Quarantaine orchestrale : L’Orchestre Symphonique de Laval – Être disponible

par François Vallières

Annulation, report, déconfinement, possible deuxième vague… De quoi sera fait notre automne? Comment conjuguer concert et distanciation? Dans notre nouvelle série-dossier, nous avons posé quelques questions à des directrices et directeurs artistiques, afin d’imaginer ce qui se prépare dans les ensembles et orchestres du Québec.
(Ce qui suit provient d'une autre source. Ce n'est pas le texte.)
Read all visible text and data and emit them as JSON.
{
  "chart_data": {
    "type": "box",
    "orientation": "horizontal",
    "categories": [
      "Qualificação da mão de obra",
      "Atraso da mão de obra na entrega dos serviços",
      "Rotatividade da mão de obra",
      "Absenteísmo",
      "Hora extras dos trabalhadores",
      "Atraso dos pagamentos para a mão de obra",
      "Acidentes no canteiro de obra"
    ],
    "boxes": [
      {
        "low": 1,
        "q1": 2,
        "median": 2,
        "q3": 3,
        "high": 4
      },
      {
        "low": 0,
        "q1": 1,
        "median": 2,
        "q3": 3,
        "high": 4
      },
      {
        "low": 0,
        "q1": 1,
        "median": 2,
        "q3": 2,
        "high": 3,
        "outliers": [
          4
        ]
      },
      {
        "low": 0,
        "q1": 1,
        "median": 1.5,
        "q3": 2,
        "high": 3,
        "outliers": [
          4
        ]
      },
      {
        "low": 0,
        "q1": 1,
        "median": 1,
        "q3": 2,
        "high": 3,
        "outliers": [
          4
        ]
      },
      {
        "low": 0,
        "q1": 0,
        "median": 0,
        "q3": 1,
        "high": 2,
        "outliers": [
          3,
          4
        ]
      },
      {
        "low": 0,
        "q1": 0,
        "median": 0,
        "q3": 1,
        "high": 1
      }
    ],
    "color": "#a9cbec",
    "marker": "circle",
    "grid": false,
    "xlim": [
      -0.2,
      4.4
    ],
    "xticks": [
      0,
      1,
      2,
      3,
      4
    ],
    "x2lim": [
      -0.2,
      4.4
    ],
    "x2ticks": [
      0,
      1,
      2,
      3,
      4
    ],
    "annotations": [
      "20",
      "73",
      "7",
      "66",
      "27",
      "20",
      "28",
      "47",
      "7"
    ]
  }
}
Sixième sujet de notre série : Alain Trudel, chef et directeur artistique de l’Orchestre Symphonique de Laval.

Chef attitré et directeur artistique de L’Orchestre Symphonique de Laval depuis 2006, Alain Trudel  est un homme positif, fin prêt à relever le défi de la pandémie:

 « C’est effectivement un gros défi, pose-t-il d’entrée de jeu. On peut appeler ça un problème. Mais quelque part, il faut transformer ça en une opportunité de s’améliorer dans certaines choses, de se remettre en question… »

Lui-même instrumentiste, le chef est conscient que la situation est dramatique pour les musiciens de l’ensemble. 

« On a fait quelques réunions, dont une où nous étions une cinquantaine sur Zoom, pour que tout le monde puisse poser des questions, émettre des idées. » 

Malgré ces efforts, Alain Trudel ne pense pas qu’au Québec, on va retourner en salle  en septembre prochain. 

« Peut-être que je me trompe, mais je n’ai pas misé là-dessus. J’ai par contre misé sur l’importance de rester présent pour le public et vraiment se préparer en conséquence. » 

Effectivement, L’OSL entretient depuis longtemps un lien privilégié avec son public et sa communauté: « Il faut gérer cette situation un peu ingrate que l’orchestre soit à la fois  en région et pas en région. »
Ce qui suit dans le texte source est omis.